Quella di Piccolo potrebbe pertanto dirsi una particolare predisposizione psicologica, un rifugiarsi nell’oscurità e nella penombra per ritrovare quanto si è perduto, per esorcizzare il tempo, l’angoscia della morte. Una predilezione per l’oscurità che accentua il sogno, che sfuma i contorni degli oggetti e si pone a contrasto della troppa luce – la mediterranea, cruda, violenza del sole – che lo circonda. E nel buio, al chiarore soffuso d’una fiammella a petrolio (non volle far attaccare la corrente elettrica nella sua camera) il quotidiano si rarefà, trapassa nel magico, nel mitologico, e usa del linguaggio come d’uno strumento per confondere, o meglio, sopportare, il tormento del vivere.
“Scrivevo versi come altri passeggia o sta alla finestra: era un fatto naturale” dice di sé. Un fatto naturale che però attinge al pozzo della sapienza, di una conoscenza che spazia dalla musica all’arte, la filosofia, l’esoterismo, la matematica, il cinema, la poesia, la letteratura (conosceva nella lingua originale i classici latini e greci e recitava a memoria i poemi omerici). E a proposito di letteratura, è il cugino Lampedusa, sin dalla prima giovinezza, il suo immediato allelo e rivale. “C’era fra noi” racconta il barone “una sorta di gara a chi fosse più abile scopritore di interessanti novità. Ricordo che fu così a proposito del grande poeta Yeats, il grande poeta d’Irlanda che fui io il primo a leggerlo, prima ancora di Lampedusa, quando ancora Yeats non aveva avuto il premio Nobel”. E le meditazioni infinite su Rilke, Joyce, Mann, Proust. E gli anglosassoni, quel Dylan Thomas che disse a Montale di non conoscere e sulle cui pagine, invece, si era lungamente esercitato. E gli spagnoli: “Sul mio altare c’è Lope De Vega”. Ma anche Montale, i cui versi contribuirono a scardinare la preparazione classicistica, liceale, appassionata e ingenua del barone: “Ossi di seppia coi loro ritmi costanti, incisivi, espressione di una vita interiore reattiva e drammatica, furono in me il primo distacco, la prima influenza che doveva svolgersi e durare in quella che credo essere la mia personalità di oggi”.

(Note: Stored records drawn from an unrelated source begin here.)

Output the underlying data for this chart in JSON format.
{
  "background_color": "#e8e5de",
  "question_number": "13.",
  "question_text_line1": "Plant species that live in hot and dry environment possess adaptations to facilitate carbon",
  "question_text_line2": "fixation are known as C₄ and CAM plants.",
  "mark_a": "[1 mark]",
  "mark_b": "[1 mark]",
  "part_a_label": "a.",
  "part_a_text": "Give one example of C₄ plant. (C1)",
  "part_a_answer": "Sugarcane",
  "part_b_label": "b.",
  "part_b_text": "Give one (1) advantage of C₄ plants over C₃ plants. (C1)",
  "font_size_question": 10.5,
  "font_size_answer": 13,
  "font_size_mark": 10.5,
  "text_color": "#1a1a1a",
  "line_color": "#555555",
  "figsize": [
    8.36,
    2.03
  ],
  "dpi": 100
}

Una personalità ben complessa, che va oltre il ciarpame aneddotico (di pessimo gusto quello relativo alle vicende della sua tarda paternità) e brucia il silenzio. Uno strano poeta, fuori dal tempo in quella casa attraversata dal “meridiano della solitudine” dove si gela d’inverno e nonostante ciò si mangiano gelati al gelsomino, e dove gli spifferi parlano greco, Gide conversa con Proust e Joyce rincorre l’ectoplasma d’un cane fedele, e ciotole d’acqua sono sparse a ogni angolo per rinvigorire gli spiriti esausti. E dove la risacca del mare – l’azzurrino mare d’Orlando – seguita a riplasmare le stesse storie.